One way and another my father was not persona grata with his sons and daughters, and I went, perhaps, further than the rest and contended that a man of such a nature, who would repudiate all duties to both wife and children, had no right to marry. Then his unkindness to my mother, chiefly I admit during his drunken fits, induced me to adopt a watchful,
hostile attitude towards him, which culminated in my making him understand that if he showed further unkindness to my mother, he would do so at his own peril, as I should, in that case, take the law into my own hands. I would add that never after this was my father violent towards my mother. Such a condition was, however, obviously conducive to a feeling of hostility to my father,
and, although I never positively hated him or even wished him harm, I nevertheless assumed an unforgiving attitude which I never altered, even after his death, because I hold that death does not, and cannot, sever undesirable ties, or wipe out the evil effects of a misdirected life.
This, then, is the meaning of the gratitude which my mother wished conveyed to me for—” having removed from her life a haunting dread,” referred to on page 25. The expression of gratitude for—” having rendered the last year or two of her life less hard ” referred to some alteration in the domestic arrangements of my home which I had suggested, thus rendering her own household duties less onerous.

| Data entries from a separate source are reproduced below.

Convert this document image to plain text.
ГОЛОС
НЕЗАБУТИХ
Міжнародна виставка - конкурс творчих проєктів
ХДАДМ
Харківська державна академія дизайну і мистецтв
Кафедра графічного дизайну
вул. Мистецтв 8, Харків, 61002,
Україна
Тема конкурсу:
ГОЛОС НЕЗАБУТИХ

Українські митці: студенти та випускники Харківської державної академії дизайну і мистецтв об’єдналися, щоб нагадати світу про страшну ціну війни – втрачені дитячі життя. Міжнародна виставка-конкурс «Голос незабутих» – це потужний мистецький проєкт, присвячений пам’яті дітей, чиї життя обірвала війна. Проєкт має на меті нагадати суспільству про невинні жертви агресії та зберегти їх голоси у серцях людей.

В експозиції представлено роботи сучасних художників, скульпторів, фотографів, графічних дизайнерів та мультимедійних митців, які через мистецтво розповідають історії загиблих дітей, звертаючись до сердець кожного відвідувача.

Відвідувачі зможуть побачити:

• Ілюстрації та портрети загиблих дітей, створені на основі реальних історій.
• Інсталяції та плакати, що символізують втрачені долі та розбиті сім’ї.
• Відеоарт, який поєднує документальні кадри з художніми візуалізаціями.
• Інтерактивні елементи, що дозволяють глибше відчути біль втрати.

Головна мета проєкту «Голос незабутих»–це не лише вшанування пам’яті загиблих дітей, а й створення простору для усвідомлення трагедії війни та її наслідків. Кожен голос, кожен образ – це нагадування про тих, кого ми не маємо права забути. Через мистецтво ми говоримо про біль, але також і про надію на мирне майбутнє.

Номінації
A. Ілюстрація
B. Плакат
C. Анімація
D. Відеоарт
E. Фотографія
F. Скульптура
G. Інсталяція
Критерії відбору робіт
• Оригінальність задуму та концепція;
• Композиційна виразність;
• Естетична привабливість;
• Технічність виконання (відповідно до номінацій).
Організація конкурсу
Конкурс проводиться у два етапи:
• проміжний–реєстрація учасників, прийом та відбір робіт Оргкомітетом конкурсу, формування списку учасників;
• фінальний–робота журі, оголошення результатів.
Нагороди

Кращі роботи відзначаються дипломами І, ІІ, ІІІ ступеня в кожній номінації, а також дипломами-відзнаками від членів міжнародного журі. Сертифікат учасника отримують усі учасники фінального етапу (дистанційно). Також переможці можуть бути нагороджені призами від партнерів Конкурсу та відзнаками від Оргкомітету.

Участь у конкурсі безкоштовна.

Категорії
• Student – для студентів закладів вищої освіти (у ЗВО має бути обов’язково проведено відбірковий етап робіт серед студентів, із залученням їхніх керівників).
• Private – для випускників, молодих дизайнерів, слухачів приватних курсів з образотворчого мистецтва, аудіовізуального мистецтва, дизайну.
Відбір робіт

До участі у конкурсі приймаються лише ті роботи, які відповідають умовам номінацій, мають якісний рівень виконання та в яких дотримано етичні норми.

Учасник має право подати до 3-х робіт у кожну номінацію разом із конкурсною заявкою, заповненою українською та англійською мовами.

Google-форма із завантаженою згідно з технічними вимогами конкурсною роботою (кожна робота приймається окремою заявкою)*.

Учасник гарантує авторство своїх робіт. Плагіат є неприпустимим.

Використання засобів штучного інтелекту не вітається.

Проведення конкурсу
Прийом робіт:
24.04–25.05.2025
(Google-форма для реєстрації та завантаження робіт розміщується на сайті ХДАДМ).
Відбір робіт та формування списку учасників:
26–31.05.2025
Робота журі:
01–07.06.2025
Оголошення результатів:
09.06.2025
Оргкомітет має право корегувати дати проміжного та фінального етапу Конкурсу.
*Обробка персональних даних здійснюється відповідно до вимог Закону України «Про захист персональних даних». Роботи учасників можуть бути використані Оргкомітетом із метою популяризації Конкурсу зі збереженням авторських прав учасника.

Briefly, these are the facts connected with this particular episode of my life, and those who seek the truth, in this as in all things else in this existence, will be struck by the fact that ” everything changes and evolves by the continual play of life and death, but nothing perishes.” Not only does the good word or deed live on in the Hereafter, and its effects return to us as a reward, but the evil or thoughtless act also endures to confound us with its punishment.